The client is run knowing the UDP IP:port of the aserver and an int64 secret value. It follows the following steps:

  1. the client sends a UDP message with arbitrary payload to the aserver
  2. the client receives a NonceMessage reply containing an int64 nonce from the aserver
  3. the client computes an MD5 hash of the (nonce + secret) value and sends this value as a hex string to the aserver as part of a HashMessage
  4. the aserver verifies the received hash and replies with a FortuneInfoMessage that contains information for contacting fserver (its UDP IP:port and an int64 fortune nonce to use when connecting to it)
  5. the client sends a FortuneReqMessage to fserver
  6. the client receives a FortuneMessage from the fserver
  7. the client prints out the received fortune string as the last thing before exiting on a new newline-terminated line
The communication steps in this protocol are illustrated in the following space-time diagram:

Protocol corner-cases

  • The aserver and fserver expect the client to use the same UDP IP:port throughout the protocol. An ErrMessage will be generated if the client uses different addresses.
  • The aserver will reply with an ErrMessage in case the MD5 hex string value does not match the expected value.
  • The fserver will reply to all messages that it perceives as not being HashMessage with a new NonceMessage.
  • The fserver will reply with an ErrMessage in case it cannot unmarshal the message from the client.
  • The fserver will reply with an ErrMessage in case an incorrect fortune nonce is supplied in the FortuneReqMessage.
  • All messages fit into 1024 bytes.

Implementation requirements

  • The client code must be runnable on CS ugrad machines and be compatible with Go version 1.4.3.
  • Your code does not need to check or handle ErrMessage replies from the aserver or fserver. However, you may find it useful to check for these replies during debugging.
  • Your code may assume that UDP is reliable and not implement any retransmission.
  • You must use UDP and the message types given out in the initial code.
  • Your solution can only use standard library Go packages.
  • Your solution code must be Gofmt'd using gofmt.

Solution spec

Write a single go program called client.go that acts as a client in the protocol described above. Your program must implement the following command line usage:

go run client.go [local UDP ip:port] [aserver ip:port] [secret]
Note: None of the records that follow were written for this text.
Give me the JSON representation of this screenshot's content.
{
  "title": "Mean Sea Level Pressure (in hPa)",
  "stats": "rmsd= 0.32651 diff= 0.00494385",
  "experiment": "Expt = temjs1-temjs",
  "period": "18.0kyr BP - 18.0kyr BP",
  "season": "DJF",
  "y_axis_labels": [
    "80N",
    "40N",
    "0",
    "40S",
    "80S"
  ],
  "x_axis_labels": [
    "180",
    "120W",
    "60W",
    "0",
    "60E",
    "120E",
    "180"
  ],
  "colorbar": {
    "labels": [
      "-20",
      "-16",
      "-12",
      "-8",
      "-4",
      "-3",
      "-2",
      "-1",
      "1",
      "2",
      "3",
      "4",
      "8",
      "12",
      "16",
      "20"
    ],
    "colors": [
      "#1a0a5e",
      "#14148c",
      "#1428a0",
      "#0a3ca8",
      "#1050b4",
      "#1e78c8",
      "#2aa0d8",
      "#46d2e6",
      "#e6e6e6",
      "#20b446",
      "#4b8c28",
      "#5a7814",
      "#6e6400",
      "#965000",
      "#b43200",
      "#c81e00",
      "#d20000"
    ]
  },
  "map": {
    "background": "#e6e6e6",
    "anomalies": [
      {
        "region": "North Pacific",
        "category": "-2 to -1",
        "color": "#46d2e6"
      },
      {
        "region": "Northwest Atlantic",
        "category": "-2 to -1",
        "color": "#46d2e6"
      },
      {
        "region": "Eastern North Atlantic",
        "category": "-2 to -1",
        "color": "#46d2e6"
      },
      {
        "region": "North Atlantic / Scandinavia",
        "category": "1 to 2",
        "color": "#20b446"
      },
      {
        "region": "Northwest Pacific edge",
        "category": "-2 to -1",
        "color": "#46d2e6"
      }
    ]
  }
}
  • [local UDP ip:port] : local address that the client uses to connect to both the aserver and the fserver (i.e., the external IP of the machine the client is running on)
  • [aserver UDP ip:port] : the UDP address on which the aserver receives new client connections
  • [secret] : an int64 secret

Starter code and testing servers

Download the starter code. The aserver is running at IP:port Use 2016 as the secret value for testing against this server instance. The fserver is also running.

Rough grading scheme

  • 100%: Solution meets the above spec, retrieves the correct fortune and prints it out.
  • 75%: Solution properly communicates with aserver (retrieves the fserver IP:port and fortune nonce) but does not retrieve the fortune.
  • 50%: Solution retrieves the correct nonce from the aserver, properly computes and communicates the MD5 hash back to the aserver, but does not retrieve the fserver information.
  • 25%: Solution retrieves the correct nonce from the aserver but does not properly compute and communicate the MD5 hash back to the aserver.

Make sure to follow the course collaboration policy and refer to the assignments instructions that detail how to submit your solution.